Par Me Maurice Buttin*
Lors de la venue à Paris en 2017 du Premier ministre israélien d’alors, Benyamin Netanyahu, le Président de la République, Emmanuel Macron, lui a dit : « Nous ne céderons rien à l’antisionisme, car il est la forme réinventée de l’antisémitisme » La présidente de la Plateforme des ONG françaises pour la Palestine (40 associations, dont le Comité de Vigilance pour une Paix réelle au Proche-Orient, que je préside) – a protesté contre cet amalgame.
Le Président a repris ces propos au dîner du CRIF en 2019. M’adressant à lui, toujours au nom du CVPR PO, je lui écrivais : « Je tiens à vous dire, tout d’abord, combien nous souscrivons à vos propos à l’encontre des antisémites et de l’antisémitisme renaissant dans notre pays, qu’il faut combattre ». Mais devant sa récidive, l’amalgame « antisionisme = antisémitisme », j’ajoutais : « « Ce n’est pas à vous, Monsieur le Président que je rappellerai la maxime de Saint Augustin : « Errare humanum est, perseverare diabolicum ».
Or, lors de son intervention, le 20 mars, à Toulouse, aux cérémonies de commémoration du dixième anniversaire des attentats perpétrés par Mohamed Merah, le Président a non seulement repris ces propos, mais il en a rajouté une couche. Après avoir affirmé : « La lutte contre l’antisémitisme est un combat que nous devons mener pour la France elle-même et la République elle-même – ce que nous partageons tous -, il a enchéri : « Parce que l’antisémitisme et l’antisionisme, sont les ennemis de notre République ».
Qu’Emmanuel Macron puisse désigner comme tel, certains peu courageux qui cachent leur antisémitisme en se disant antisionistes, il ne peut qualifier d’«ennemis de la République », tous les militants antiracistes et soutiens de la Palestine – proclamée par le Conseil National Palestinien le 15 novembre 1988, dans les frontières de la « ligne verte », avec Jérusalem-Est comme capitale – et des Palestiniens, musulmans et chrétiens : tous les camarades juifs de l’Union Juive Française pour la Paix (UJFP), les milliers de militants membres des associations de la Plateforme des ONG françaises pour la Palestine, et du Collectif National pour une Paix Juste et Durable entre Palestiniens et Israéliens (CNPJDPI), et autres milliers de militants de gauche et de droite, sans oublier les milliers de « Français papier », comme les appelle Valérie Pécresse, candidate à sa place.

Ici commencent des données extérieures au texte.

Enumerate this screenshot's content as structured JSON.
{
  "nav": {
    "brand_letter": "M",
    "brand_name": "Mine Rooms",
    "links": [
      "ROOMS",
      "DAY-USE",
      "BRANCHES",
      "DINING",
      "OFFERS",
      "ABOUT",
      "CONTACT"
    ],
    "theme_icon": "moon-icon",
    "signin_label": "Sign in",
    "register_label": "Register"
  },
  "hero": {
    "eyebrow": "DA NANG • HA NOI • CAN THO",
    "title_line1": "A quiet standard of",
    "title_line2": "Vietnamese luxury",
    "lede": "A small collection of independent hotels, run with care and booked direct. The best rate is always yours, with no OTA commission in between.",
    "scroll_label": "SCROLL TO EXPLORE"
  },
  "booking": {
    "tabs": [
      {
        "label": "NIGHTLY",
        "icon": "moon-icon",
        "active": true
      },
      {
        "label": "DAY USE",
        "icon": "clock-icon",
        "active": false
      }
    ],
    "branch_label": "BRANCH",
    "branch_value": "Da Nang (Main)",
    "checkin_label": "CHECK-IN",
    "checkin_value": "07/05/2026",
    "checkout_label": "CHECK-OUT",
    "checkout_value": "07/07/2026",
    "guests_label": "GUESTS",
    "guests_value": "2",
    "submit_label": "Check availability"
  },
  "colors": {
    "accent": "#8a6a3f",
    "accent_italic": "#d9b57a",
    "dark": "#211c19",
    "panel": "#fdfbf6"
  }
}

Notre antisionisme ne date pas d’hier. Pour ma part de juin 1967, aux côtés de Maxime Rodinson et bien d’autres personnalités – René Bérouti, Régis Blachère, Claude Cahen, Albert-Paul Lentin, Pierre Martelot, André Philipp, Robert Buron, Y. Lacoste, Fanny Scapira, Jacqueline Hadamard, Théodote Monod, etc., tous membres du Groupe de Recherche et d’Action, pour le règlement du problème palestinien (GRAPP). Le président, Jacques Berque, écrivait notamment, le 1er décembre 1967, sous le titre : « Pourquoi le GRAPP ? » :
« Or, que l’installation du Sionisme en Palestine, soit un retour à la Terre Promise, ou la réparation d’une injustice séculaire, ou de souffrances endurées pendant la dernière guerre mondiale, rien de tout cela ne la distingue sur le terrain, aux yeux de ceux qui la subissent, d’un nationalisme occidental d’exportation et d’un surgeon de l’impérialisme.
Comment nier que cet aspect ne réagisse de proche en proche sur tous les autres ? Rétrospectivement le conflit de 1967 confère à celui de 1948 une signification que nul n’aurait pu mesurer lors de l’installation des premières communautés. Qu’on le veuille ou non, ce changement de caractère, accentué de part et d’autre par des liaisons internationales, prévaut et prévaudra de plus en plus dans la définition du conflit ». (In N° 48 – Cahier du Témoignage chrétien)
Et, comment oublier, aujourd’hui, la fameuse déclaration prémonitoire du Général De Gaulle, dans sa conférence de presse du 27 novembre 1967 : « Maintenant Israël organise, sur les territoires qu’il a pris, l’occupation qui ne peut aller sans oppression, répression, expulsion, et s’y manifeste contre lui la résistance qu’à son tour il qualifie de terrorisme ». Bientôt cinquante-cinq ans d’occupation, de répression, d’expulsion et j’ajouterai d’humiliation ! 55 ans, pas un mois…
*Me Maurice Buttin est président d’honneur du Comité de Vigilance pour une Paix Réelle au Proche-Orient. Il est membre des C.A. de « Pour Jérusalem », de « Chrétiens de la Méditerranée », des « Amis de Sabeel-France ». Il est également membre de l’AFPS.